A third project led by Kwok and Warrington will take these 500 genes and look for single nucleotide polymorphisms (SNPs) within them. SNPs are slight genetic differences among various members of a population. This approach of using the 500 genes identified in the tissue and cell signatures to direct the work of Kwok and Warrington is called "targeted genetics." They will use a new technology called the Mapping 100K Array Set developed by Affymetrix, Inc. (Nasdaq: AFFX) to test all the samples against a set of SNPs chosen to map the whole human genome. This strategy of genome-wide SNP detection is the first step toward a future potential of discovering genes influencing clinical outcomes in medicine.
The end goal will be to identify all the SNPs associated with acute organ rejection and chronic allograft nephropathy, and to develop new SNP chips for all the genes they identify. Such a tool would be helpful to create a profile of patients who have undergone or will undergo kidney transplant surgery to address the genetic matching between the donor and the transplant recipient.
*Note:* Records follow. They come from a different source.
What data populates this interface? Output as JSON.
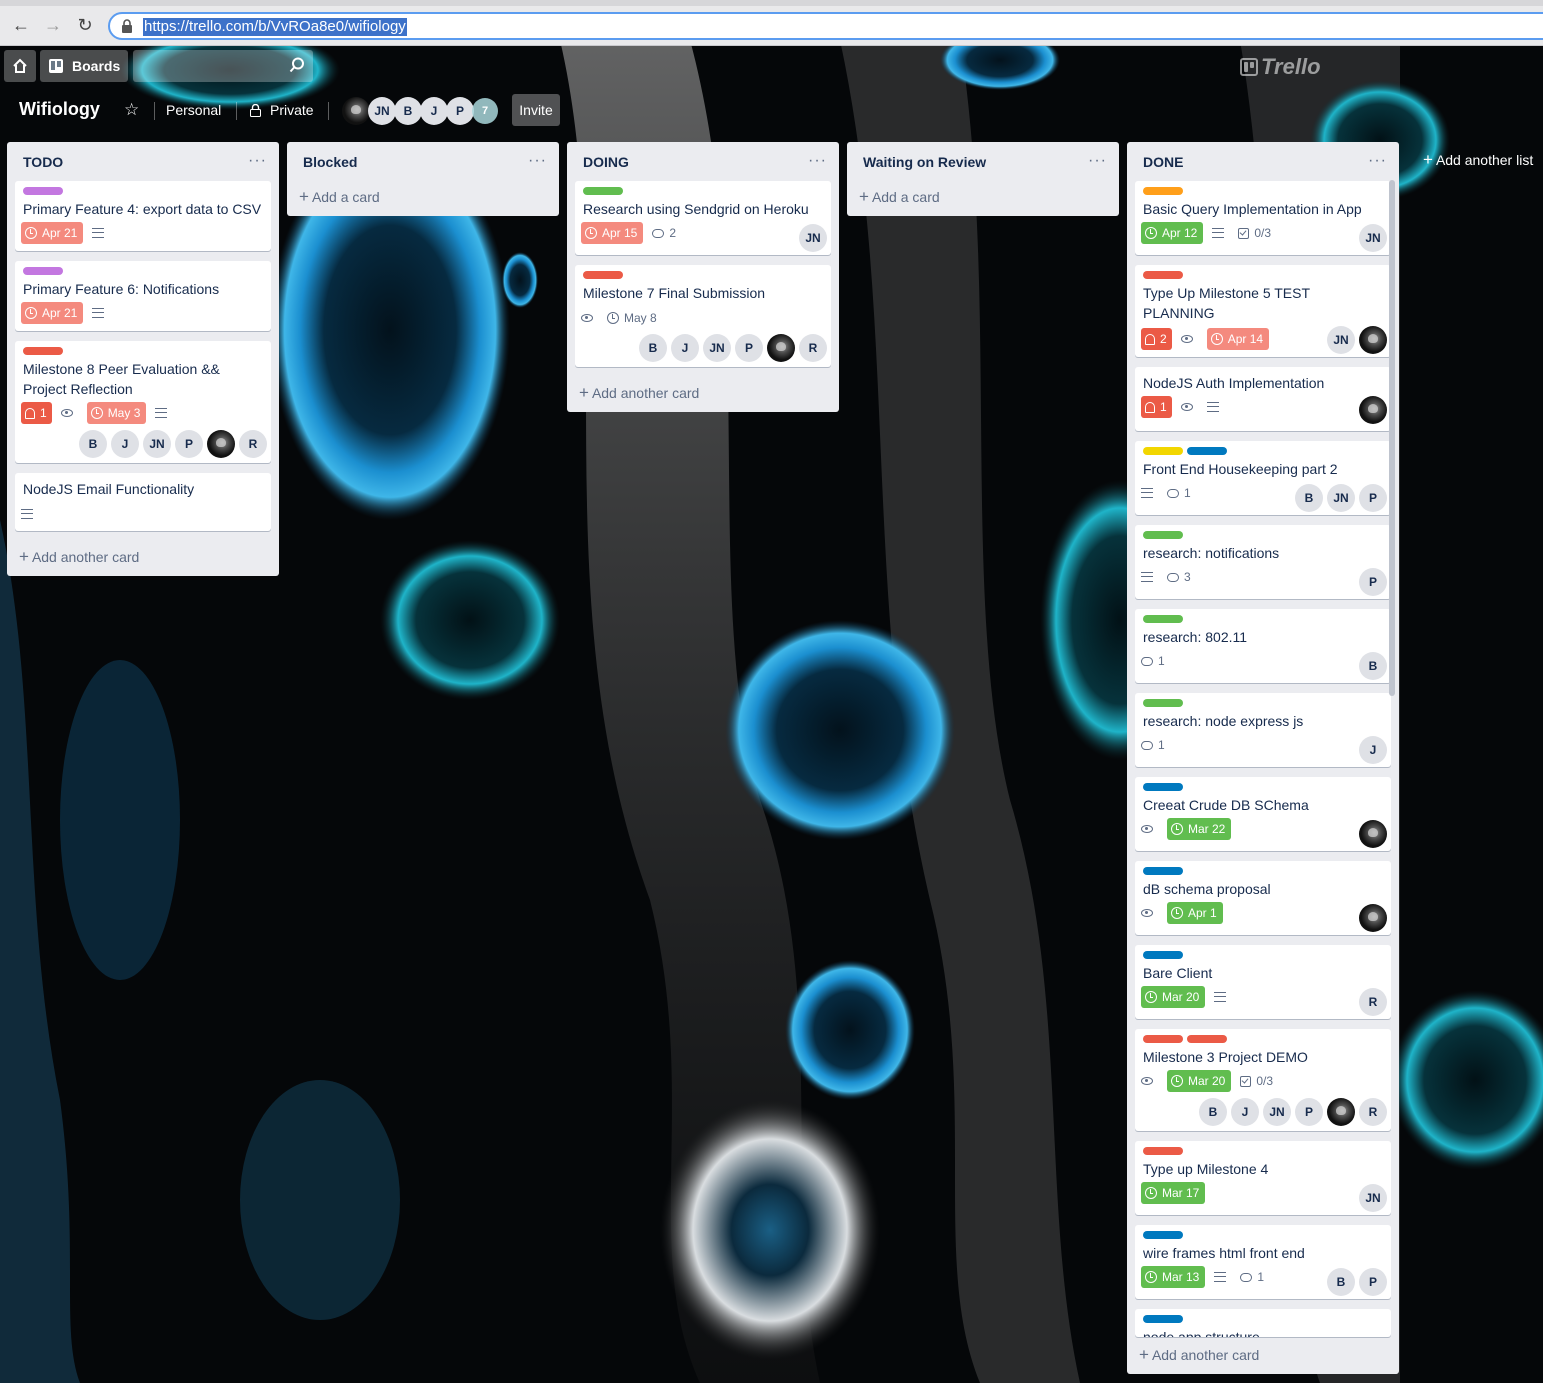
{
  "browser": {
    "url": "https://trello.com/b/VvROa8e0/wifiology"
  },
  "header": {
    "boards_label": "Boards",
    "logo_text": "Trello"
  },
  "board": {
    "title": "Wifiology",
    "team": "Personal",
    "visibility": "Private",
    "members": [
      "JN",
      "B",
      "J",
      "P"
    ],
    "member_count": "7",
    "invite_label": "Invite",
    "add_list_label": "Add another list"
  },
  "colors": {
    "label_purple": "#c377e0",
    "label_green": "#61bd4f",
    "label_red": "#eb5a46",
    "label_orange": "#ff9f1a",
    "label_yellow": "#f2d600",
    "label_blue": "#0079bf",
    "due_red": "#f48a7e",
    "due_green": "#61bd4f"
  },
  "lists": [
    {
      "title": "TODO",
      "add_label": "Add another card",
      "cards": [
        {
          "title": "Primary Feature 4: export data to CSV",
          "due": "Apr 21"
        },
        {
          "title": "Primary Feature 6: Notifications",
          "due": "Apr 21"
        },
        {
          "title": "Milestone 8 Peer Evaluation && Project Reflection",
          "alerts": "1",
          "due": "May 3",
          "members": [
            "B",
            "J",
            "JN",
            "P",
            "",
            "R"
          ]
        },
        {
          "title": "NodeJS Email Functionality"
        }
      ]
    },
    {
      "title": "Blocked",
      "add_label": "Add a card",
      "cards": []
    },
    {
      "title": "DOING",
      "add_label": "Add another card",
      "cards": [
        {
          "title": "Research using Sendgrid on Heroku",
          "due": "Apr 15",
          "comments": "2",
          "members": [
            "JN"
          ]
        },
        {
          "title": "Milestone 7 Final Submission",
          "due": "May 8",
          "members": [
            "B",
            "J",
            "JN",
            "P",
            "",
            "R"
          ]
        }
      ]
    },
    {
      "title": "Waiting on Review",
      "add_label": "Add a card",
      "cards": []
    },
    {
      "title": "DONE",
      "add_label": "Add another card",
      "cards": [
        {
          "title": "Basic Query Implementation in App",
          "due": "Apr 12",
          "checklist": "0/3",
          "members": [
            "JN"
          ]
        },
        {
          "title": "Type Up Milestone 5 TEST PLANNING",
          "alerts": "2",
          "due": "Apr 14",
          "members": [
            "JN",
            ""
          ]
        },
        {
          "title": "NodeJS Auth Implementation",
          "alerts": "1",
          "members": [
            ""
          ]
        },
        {
          "title": "Front End Housekeeping part 2",
          "comments": "1",
          "members": [
            "B",
            "JN",
            "P"
          ]
        },
        {
          "title": "research: notifications",
          "comments": "3",
          "members": [
            "P"
          ]
        },
        {
          "title": "research: 802.11",
          "comments": "1",
          "members": [
            "B"
          ]
        },
        {
          "title": "research: node express js",
          "comments": "1",
          "members": [
            "J"
          ]
        },
        {
          "title": "Creeat Crude DB SChema",
          "due": "Mar 22",
          "members": [
            ""
          ]
        },
        {
          "title": "dB schema proposal",
          "due": "Apr 1",
          "members": [
            ""
          ]
        },
        {
          "title": "Bare Client",
          "due": "Mar 20",
          "members": [
            "R"
          ]
        },
        {
          "title": "Milestone 3 Project DEMO",
          "due": "Mar 20",
          "checklist": "0/3",
          "members": [
            "B",
            "J",
            "JN",
            "P",
            "",
            "R"
          ]
        },
        {
          "title": "Type up Milestone 4",
          "due": "Mar 17",
          "members": [
            "JN"
          ]
        },
        {
          "title": "wire frames html front end",
          "due": "Mar 13",
          "comments": "1",
          "members": [
            "B",
            "P"
          ]
        },
        {
          "title": "node app structure"
        }
      ]
    }
  ]
}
A unique feature of this research effort is that all the genetics will be done on both the patients and their kidney donors. "The genetics of the patient [receiving the kidney] determines the character of the immune response, but it's the genetics of the donor that determines the impact of the transplantation," says Salomon. "What we're hoping to come out with is an understanding of what makes a good donor, and what is it about the donor organ that determines the long-term outcome of the transplant."
Such a tool may also be useful for the development of a new generation of post-transplant drugs to treat patients or to protect the kidneys of patients with early kidney disease that still have good function. The ultimate medical strategy would be to prevent kidney failure and eliminate the need for kidney transplantation. In the meantime, improving the safety of transplantation and increasing the life of the transplants is an important goal.